Racism lives on among leaders
Waqar Azmi, chief diversity adviser to the Cabinet Office, said too many organisations are "snow-capped", with ethnic minorities failing to get top jobs.
He was speaking at the annual conference of the Black Leadership Initiative (BLI) in Birmingham last week.
Ethnic-minority staff remain largely excluded from management jobs, the conference heard.
"Racism is alive and kicking," he said. "Everyone you meet will show you their commitment to racial equality and show you the action they are taking, but the commitment does not match the words that people speak.
There is a nodding-head syndrome.
"People who want change find themselves banging their head against a sponge. You think you are making progress, but when you pull your head away from that sponge it falls back into its normal shape. You learn that not all nodding means they agree with everything you are saying."
Black and Asian staff make up 7.2 per cent of the working population but still have just 1.5 per cent of principals' jobs (six posts) and 3 per cent of senior management positions.

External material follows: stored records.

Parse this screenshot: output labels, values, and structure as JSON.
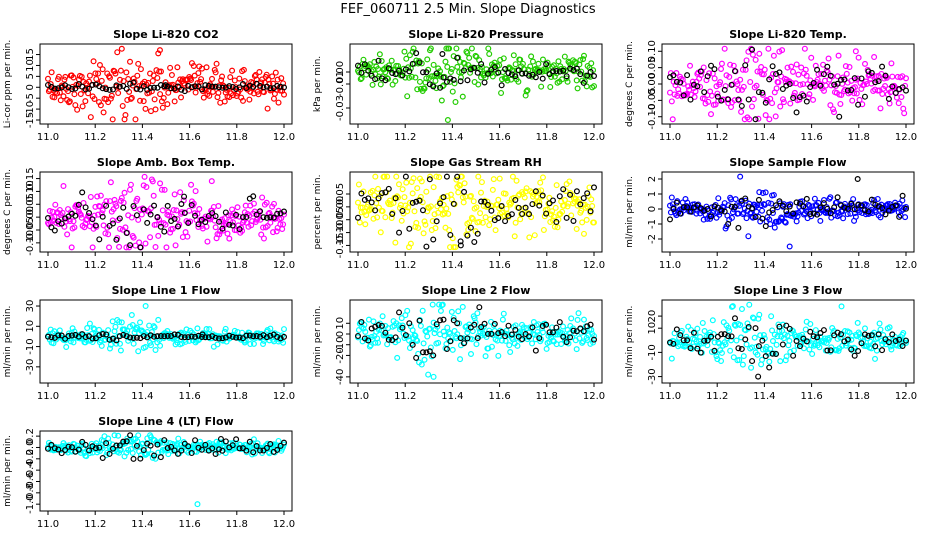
{
  "figure": {
    "title": "FEF_060711  2.5 Min. Slope Diagnostics"
  },
  "chart_data": [
    {
      "type": "scatter",
      "title": "Slope Li-820 CO2",
      "ylabel": "Li-cor ppm per min.",
      "xlim": [
        11.0,
        12.0
      ],
      "ylim": [
        -15,
        18
      ],
      "xticks": [
        "11.0",
        "11.2",
        "11.4",
        "11.6",
        "11.8",
        "12.0"
      ],
      "yticks": [
        "-15",
        "-10",
        "-5",
        "0",
        "5",
        "10",
        "15"
      ],
      "colors": {
        "primary": "#ff0000",
        "secondary": "#000000"
      },
      "series": [
        {
          "spread": 4,
          "outlier": 17
        },
        {
          "spread": 0.6,
          "outlier": 1
        }
      ]
    },
    {
      "type": "scatter",
      "title": "Slope Li-820 Pressure",
      "ylabel": "kPa per min.",
      "xlim": [
        11.0,
        12.0
      ],
      "ylim": [
        -0.04,
        0.02
      ],
      "xticks": [
        "11.0",
        "11.2",
        "11.4",
        "11.6",
        "11.8",
        "12.0"
      ],
      "yticks": [
        "-0.03",
        "-0.01",
        "0.00"
      ],
      "colors": {
        "primary": "#22cc00",
        "secondary": "#000000"
      },
      "series": [
        {
          "spread": 0.006,
          "outlier": -0.04
        },
        {
          "spread": 0.004,
          "outlier": 0.015
        }
      ]
    },
    {
      "type": "scatter",
      "title": "Slope Li-820 Temp.",
      "ylabel": "degrees C per min.",
      "xlim": [
        11.0,
        12.0
      ],
      "ylim": [
        -0.11,
        0.11
      ],
      "xticks": [
        "11.0",
        "11.2",
        "11.4",
        "11.6",
        "11.8",
        "12.0"
      ],
      "yticks": [
        "-0.10",
        "-0.05",
        "0.00",
        "0.05",
        "0.10"
      ],
      "colors": {
        "primary": "#ff00ff",
        "secondary": "#000000"
      },
      "series": [
        {
          "spread": 0.035,
          "outlier": 0.1
        },
        {
          "spread": 0.03,
          "outlier": -0.1
        }
      ]
    },
    {
      "type": "scatter",
      "title": "Slope Amb. Box Temp.",
      "ylabel": "degrees C per min.",
      "xlim": [
        11.0,
        12.0
      ],
      "ylim": [
        -0.12,
        0.16
      ],
      "xticks": [
        "11.0",
        "11.2",
        "11.4",
        "11.6",
        "11.8",
        "12.0"
      ],
      "yticks": [
        "-0.10",
        "-0.05",
        "0.00",
        "0.05",
        "0.10",
        "0.15"
      ],
      "colors": {
        "primary": "#ff00ff",
        "secondary": "#000000"
      },
      "series": [
        {
          "spread": 0.04,
          "outlier": 0.14
        },
        {
          "spread": 0.03,
          "outlier": 0.08
        }
      ]
    },
    {
      "type": "scatter",
      "title": "Slope Gas Stream RH",
      "ylabel": "percent per min.",
      "xlim": [
        11.0,
        12.0
      ],
      "ylim": [
        -0.16,
        0.12
      ],
      "xticks": [
        "11.0",
        "11.2",
        "11.4",
        "11.6",
        "11.8",
        "12.0"
      ],
      "yticks": [
        "-0.15",
        "-0.10",
        "-0.05",
        "0.00",
        "0.05"
      ],
      "colors": {
        "primary": "#ffff00",
        "secondary": "#000000"
      },
      "series": [
        {
          "spread": 0.05,
          "outlier": 0.11
        },
        {
          "spread": 0.04,
          "outlier": -0.15
        }
      ]
    },
    {
      "type": "scatter",
      "title": "Slope Sample Flow",
      "ylabel": "ml/min per min.",
      "xlim": [
        11.0,
        12.0
      ],
      "ylim": [
        -2.6,
        2.2
      ],
      "xticks": [
        "11.0",
        "11.2",
        "11.4",
        "11.6",
        "11.8",
        "12.0"
      ],
      "yticks": [
        "-2",
        "-1",
        "0",
        "1",
        "2"
      ],
      "colors": {
        "primary": "#0000ff",
        "secondary": "#000000"
      },
      "series": [
        {
          "spread": 0.35,
          "outlier": -2.5
        },
        {
          "spread": 0.3,
          "outlier": 2
        }
      ]
    },
    {
      "type": "scatter",
      "title": "Slope Line 1 Flow",
      "ylabel": "ml/min per min.",
      "xlim": [
        11.0,
        12.0
      ],
      "ylim": [
        -42,
        32
      ],
      "xticks": [
        "11.0",
        "11.2",
        "11.4",
        "11.6",
        "11.8",
        "12.0"
      ],
      "yticks": [
        "-30",
        "-10",
        "10",
        "30"
      ],
      "colors": {
        "primary": "#00ffff",
        "secondary": "#000000"
      },
      "series": [
        {
          "spread": 4,
          "outlier": 30
        },
        {
          "spread": 1,
          "outlier": 2
        }
      ]
    },
    {
      "type": "scatter",
      "title": "Slope Line 2 Flow",
      "ylabel": "ml/min per min.",
      "xlim": [
        11.0,
        12.0
      ],
      "ylim": [
        -42,
        28
      ],
      "xticks": [
        "11.0",
        "11.2",
        "11.4",
        "11.6",
        "11.8",
        "12.0"
      ],
      "yticks": [
        "-40",
        "-20",
        "-10",
        "0",
        "10"
      ],
      "colors": {
        "primary": "#00ffff",
        "secondary": "#000000"
      },
      "series": [
        {
          "spread": 7,
          "outlier": -40
        },
        {
          "spread": 6,
          "outlier": 25
        }
      ]
    },
    {
      "type": "scatter",
      "title": "Slope Line 3 Flow",
      "ylabel": "ml/min per min.",
      "xlim": [
        11.0,
        12.0
      ],
      "ylim": [
        -32,
        30
      ],
      "xticks": [
        "11.0",
        "11.2",
        "11.4",
        "11.6",
        "11.8",
        "12.0"
      ],
      "yticks": [
        "-30",
        "-10",
        "10",
        "20"
      ],
      "colors": {
        "primary": "#00ffff",
        "secondary": "#000000"
      },
      "series": [
        {
          "spread": 6,
          "outlier": 28
        },
        {
          "spread": 5,
          "outlier": -30
        }
      ]
    },
    {
      "type": "scatter",
      "title": "Slope Line 4 (LT) Flow",
      "ylabel": "ml/min per min.",
      "xlim": [
        11.0,
        12.0
      ],
      "ylim": [
        -1.05,
        0.22
      ],
      "xticks": [
        "11.0",
        "11.2",
        "11.4",
        "11.6",
        "11.8",
        "12.0"
      ],
      "yticks": [
        "-1.0",
        "-0.8",
        "-0.6",
        "-0.4",
        "-0.2",
        "0.0",
        "0.2"
      ],
      "colors": {
        "primary": "#00ffff",
        "secondary": "#000000"
      },
      "series": [
        {
          "spread": 0.05,
          "outlier": -1.0
        },
        {
          "spread": 0.06,
          "outlier": 0.15
        }
      ]
    }
  ]
}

Lynne Sedgmore, chief executive of the Centre for Excellence in Leadership, which includes the BLI and was set up to improve the quality of management in colleges, said: "We need more radical and courageous leadership that is committed to action rather than just words."

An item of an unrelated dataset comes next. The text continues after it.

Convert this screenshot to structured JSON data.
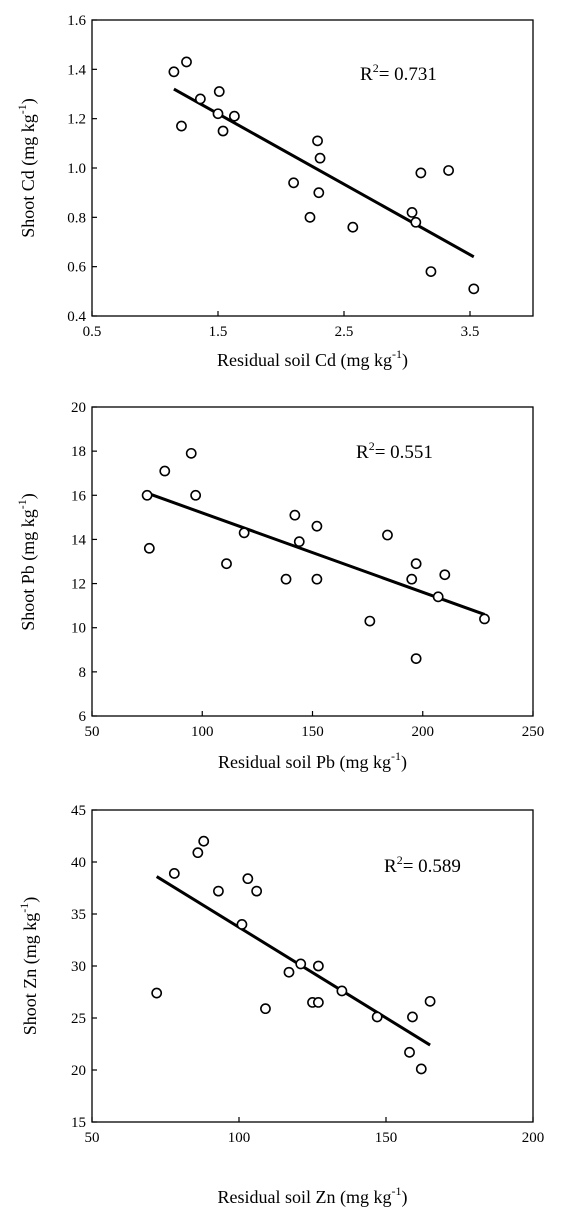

Delegates heard that black and Asian college staff tend to be concentrated in "non-curriculum" specialist areas such as finance, from which promotion to principal is difficult, a notable exception being Daniel Khan, the Asian principal of Grimsby college.
Jane Williams, director of the Department for Education and Skills'
standards unit, told the conference that ethnic-minority staff had been given work-shadowing placements in the civil service, but she conceded that more must be done.
She said: "We must do all we can to attract the best emerging talent. We have to be more successful in attracting the ethnic talent that is there to come and make a difference in the sector."